Recording and questions for Zachary Ulissi, "Accelerating Catalyst Discovery Using General Datasets and Graph Neural Networks"


Zachary W. Ulissi, Assistant Professor of Chemical Engineering and Materials Science and Engineering, Carnegie Mellon University


Wednesday August 18th, 10am (USA/Pacific)


Machine learning accelerated catalyst discovery efforts have seen much progress in the last few years. Datasets of computational calculations have improved, models to connect surface structure with electronic structure or adsorption energies have gotten more sophisticated, and active learning exploration strategies are becoming routine in discovery efforts. However, there are several large challenges that remain: to date, models have had trouble generalizing to new materials or reaction intermediates and applying these methods requires significant training. I will briefly introduce the Open Catalyst Project and the Open Catalyst 2020 dataset, a collaborative project to span surface composition, structure, and chemistry and enable a new generation of deep machine learning models for catalysis. I will then discuss initial results for state-of-the-art deep graph convolutional models and significant recent progress from others in the community, many of which are likely to improve models in related materials science areas. As an example application I will show how these efforts are already assisting in material development for water, in collaboration with Anubhav Jain (LBL).


A recording of this seminar is available here.

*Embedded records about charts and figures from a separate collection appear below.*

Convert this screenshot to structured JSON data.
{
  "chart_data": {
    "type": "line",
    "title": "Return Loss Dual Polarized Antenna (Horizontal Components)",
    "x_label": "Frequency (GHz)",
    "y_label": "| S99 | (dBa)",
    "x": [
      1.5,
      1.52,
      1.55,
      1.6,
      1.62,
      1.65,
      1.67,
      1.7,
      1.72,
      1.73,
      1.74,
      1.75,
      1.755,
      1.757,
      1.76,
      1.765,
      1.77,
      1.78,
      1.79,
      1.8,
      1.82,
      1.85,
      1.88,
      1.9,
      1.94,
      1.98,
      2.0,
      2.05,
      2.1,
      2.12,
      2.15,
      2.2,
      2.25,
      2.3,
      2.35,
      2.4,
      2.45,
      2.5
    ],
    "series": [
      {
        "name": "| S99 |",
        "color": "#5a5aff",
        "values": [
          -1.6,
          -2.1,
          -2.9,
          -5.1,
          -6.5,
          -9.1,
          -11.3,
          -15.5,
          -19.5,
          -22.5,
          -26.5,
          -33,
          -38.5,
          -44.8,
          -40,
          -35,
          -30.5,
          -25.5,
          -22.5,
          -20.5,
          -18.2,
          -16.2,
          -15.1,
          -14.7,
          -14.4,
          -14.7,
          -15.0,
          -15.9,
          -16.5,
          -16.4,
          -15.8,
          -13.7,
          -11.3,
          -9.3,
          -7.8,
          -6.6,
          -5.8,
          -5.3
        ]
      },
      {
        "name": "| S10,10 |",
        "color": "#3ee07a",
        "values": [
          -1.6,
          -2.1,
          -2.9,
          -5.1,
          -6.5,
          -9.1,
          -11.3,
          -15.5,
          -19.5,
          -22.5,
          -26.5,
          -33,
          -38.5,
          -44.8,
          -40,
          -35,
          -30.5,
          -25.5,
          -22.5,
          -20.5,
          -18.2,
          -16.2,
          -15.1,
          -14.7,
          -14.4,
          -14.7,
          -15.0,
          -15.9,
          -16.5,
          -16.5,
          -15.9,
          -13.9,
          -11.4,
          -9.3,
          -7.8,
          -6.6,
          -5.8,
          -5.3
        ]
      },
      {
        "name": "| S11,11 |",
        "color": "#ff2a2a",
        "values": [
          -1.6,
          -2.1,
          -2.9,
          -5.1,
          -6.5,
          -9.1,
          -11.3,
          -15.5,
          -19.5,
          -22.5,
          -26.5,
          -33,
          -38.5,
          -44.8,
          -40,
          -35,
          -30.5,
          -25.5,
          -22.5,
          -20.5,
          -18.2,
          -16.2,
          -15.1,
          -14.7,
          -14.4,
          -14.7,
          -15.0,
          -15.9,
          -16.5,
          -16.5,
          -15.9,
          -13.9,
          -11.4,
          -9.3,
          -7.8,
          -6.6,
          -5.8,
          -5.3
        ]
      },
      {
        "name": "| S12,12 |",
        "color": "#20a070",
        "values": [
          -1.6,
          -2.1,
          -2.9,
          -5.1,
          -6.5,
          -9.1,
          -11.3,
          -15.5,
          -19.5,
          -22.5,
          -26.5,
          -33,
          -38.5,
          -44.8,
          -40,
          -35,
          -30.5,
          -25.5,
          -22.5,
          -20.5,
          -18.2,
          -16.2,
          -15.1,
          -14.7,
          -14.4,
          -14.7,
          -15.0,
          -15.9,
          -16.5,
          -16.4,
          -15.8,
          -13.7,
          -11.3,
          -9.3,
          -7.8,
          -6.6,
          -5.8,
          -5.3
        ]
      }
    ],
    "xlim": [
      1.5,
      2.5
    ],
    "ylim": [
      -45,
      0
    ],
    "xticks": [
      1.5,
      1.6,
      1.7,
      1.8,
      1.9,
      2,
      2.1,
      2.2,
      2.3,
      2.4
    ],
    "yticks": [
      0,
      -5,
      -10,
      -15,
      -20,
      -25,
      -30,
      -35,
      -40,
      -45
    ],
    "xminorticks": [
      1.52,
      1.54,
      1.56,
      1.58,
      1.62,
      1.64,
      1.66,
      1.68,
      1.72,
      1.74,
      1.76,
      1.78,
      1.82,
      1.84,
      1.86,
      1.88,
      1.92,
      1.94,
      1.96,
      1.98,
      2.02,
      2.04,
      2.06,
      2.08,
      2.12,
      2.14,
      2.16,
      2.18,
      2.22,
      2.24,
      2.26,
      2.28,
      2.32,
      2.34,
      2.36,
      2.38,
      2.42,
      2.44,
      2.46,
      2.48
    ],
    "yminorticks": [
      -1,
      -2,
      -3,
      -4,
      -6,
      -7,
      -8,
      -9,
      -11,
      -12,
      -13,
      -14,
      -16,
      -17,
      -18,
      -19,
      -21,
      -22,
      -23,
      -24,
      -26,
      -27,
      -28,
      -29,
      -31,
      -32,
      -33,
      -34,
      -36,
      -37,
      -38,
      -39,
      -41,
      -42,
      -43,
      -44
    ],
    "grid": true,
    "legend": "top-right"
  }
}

If you are unable to ask questions live, please feel welcome to ask any questions following the talk here and we will ask the speaker to check afterwards. Whether they will be able to answer questions or not depends on the speaker’s availability.

Questions answered live

Questions are numbered according to the order they came in. Only questions relevant to this talk specifically are shown.

Number Question
1 Have you considered using Optimade Single API for lots of materials databases
2 In the reaction networks study, how can we know which path is the indeed the correct one? Equivalently, how do we get the ground truth data for training machine learning models in this case. If the energies are the targets for model training, does that mean that the model has to be extremely accurate to make the correct prediction?
3 will the material described be sent? for me to study again
6 Every type of molecule has some kind of preference of sites on various surface facets. how is that automated? how do you make sure that in your models, let say CO always sits at fcc/hpc/etc. and has not shifted to a neighboring location
7 In slide 15, do you mean ML-based interatomic potentials as models? If not, could you describe little bit more?
8 Q2. can you also get DOS/electronic density and other properties from your ML potentials (instead of just enegies and forces?)
10 Did you check the accuracy of the ML code with some data set far from training set? if so how accurate it was?
11 In your oppinion, will it be possible on long term to predict kineitc parameters or transition state energies directly (ie skipping the PES generation and modelling part)?
12 have you tried to use ML methods to indenfy other descriptors in the CO2 redcution processes?
13 What about incorporating the competitive aspect into matbench? I.e. add OCP tasks as matbench benchmarking tasks in addition to the OCP leaderboard
14 Can Prof. Ulissi comment on whether metal alloy solid solutions will do something different on catalytic process (CO2 reduction, HER, OER) compared with intermetallics with ordered metal sites? If so what will be the difference come from?
20 Regarding the OC20 competition - great idea! Do you think there should be a separate competition / “prize” that is restricted to small models (i.e., ones that can be trained w/o needing a ton of computing horsepower)? Otherwise a lot of ML can largely move in the direction of who can apply the most computing …
22 Is there any specific advantage of using GNN for catalysts modeling ML? also, which method used to implement force based MLs and are they better than energy based MLs for catalysts?
23 Do you see power in incorporating experimental data sets, whether existing in the literature (mining), or produced perhaps in high-throughput efforts to augment or improve learning efforts based on a 100% computational aproach?
31 Frequently surface defect can make the situation much complicated, right? Any thought how we can tackle that?